By G. Jeffrey MacDonald
Thomas Alexander was finishing breakfast and preparing to join fellow members of Executive Council for Morning Prayer one day in November when he demonstrated two gifts he brings to that body: a wry sense of humor and a knack for understatement.
“I seem to be younger than a lot of the other people,” said Alexander, 19. The average age of Executive Council’s members is closer to 60 than 20. He is the lay representative from Province VII.
A sophomore at Hendrix College in Conway, Arkansas, Alexander is the only council member who needed an undergraduate dean’s permission to serve on the governing board, because attendance at council meetings requires him to leave campus for four or five days each year.
Alexander is confident that what he brings to the table is not an ability to speak for his generation. What he provides, in addition to a sharp wit, might be a clear sense how the church can meet 21st-century needs without pandering or compromising its identity. He believes council members appreciate him in that capacity and not as a youthful token.
“They’re not, you know, putting words in my mouth as a young person,” he said, noting that 19-year-olds are not monolithic and no one speaks for all of them. “There hasn’t been any, like, Let’s ask Thomas because he’s young. They kind of get it that you shouldn’t do that.”
Clad in a bow tie and speaking in measured tones, Alexander presents as a man mature beyond his years. He’s quickly building a denominational résumé to match.
In 2013, at age 17, he served on the mission planning team for the 2014 Episcopal Youth Event, which drew 1,000 participants. Last year he represented the Diocese of Arkansas as a General Convention deputy.

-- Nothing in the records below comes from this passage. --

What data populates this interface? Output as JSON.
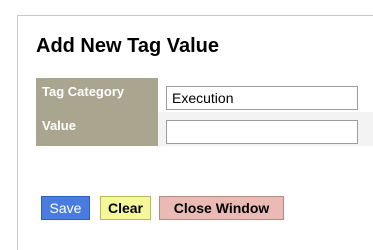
{
  "dialog": {
    "title": "Add New Tag Value"
  },
  "form": {
    "tag_category_label": "Tag Category",
    "tag_category_value": "Execution",
    "value_label": "Value",
    "value_value": ""
  },
  "buttons": {
    "save_label": "Save",
    "clear_label": "Clear",
    "close_label": "Close Window"
  },
  "colors": {
    "label_background": "#a9a58f",
    "save_background": "#4a7ce0",
    "clear_background": "#f4f79a",
    "close_background": "#eabbb4"
  }
}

Before seeking the deputy role, he wondered if he might be too young. But he decided it was the right time to become involved with so much change afoot — from the election of a new presiding bishop to the adoption of new canons, new task forces, and a continuing effort to restructure the church.
“All these different changes, I think, are putting us in a different direction,” he said. “I was attracted to that.”
Alexander describes himself as one who has always been drawn to new things, as well as to traditional forms in church life. His parents, both devout Episcopalians, established his faith roots in a new church plant of the 1990s: St. Margaret’s in Little Rock. His passion for Gregorian chant and other monastic music grew out of his experience at Christ Church, also in Little Rock, where he now worships.
At Hendrix, he combined the traditional with the innovative last fall by launching a weekly, chant-based Compline service that draws around 25 people every Sunday night. It could be seen as a type of evangelism, he says, albeit not a conventional one. It has involved recruiting non-Christian singers by assuring them their gifts are needed to help a Christian activity succeed.
Compline also lets people come and engage on any level they wish. Some treat it purely as a concert. Others find it provides nice background music for reading, or as an opportunity to lie down in a pew and relax.
“It does different things for different people,” he said. “I think for Episcopalians that can be hard. As creed-based, liturgy-based people, we kind of like having our This is what Christianity looks like. We can see here. It’s pretty formulaic. But there’s just all these different experiences going on. And that’s the beauty of being in the Episcopal Church: it’s that that’s okay.”
Alexander is starting to make a name for himself in the church’s leadership circles, not so much because of his age as despite it.
“He’s going to be a terrific liturgist,” said Bronwyn Clark Skov, youth ministries officer for the Episcopal Church. She worked with him in preparing for the 2014 youth event. “He already is a terrific liturgist, but people haven’t noticed yet because he’s young.”
Alexander sees a national trend toward bivocational ministry as a promising one for his career. He feels called to serve as both a college professor of English and a priest. Currently an English major, he plans to analyze the Book of Common Prayer as a work of literature for his senior capstone project. He aspires to do graduate work in English on the same topic.
By the time he applies to seminary, Alexander will again bring an eye-catching résumé to the task. He will be among the rarest of applicants who can say that, as the council’s liaison to the General Board of Examining Chaplains, he oversees the office that oversees the process for examining future priests.
“We need to think about pedagogies,” Alexander said, “the way that we evaluate students and the way that we structure our schools to best reflect the needs of the 21st century.”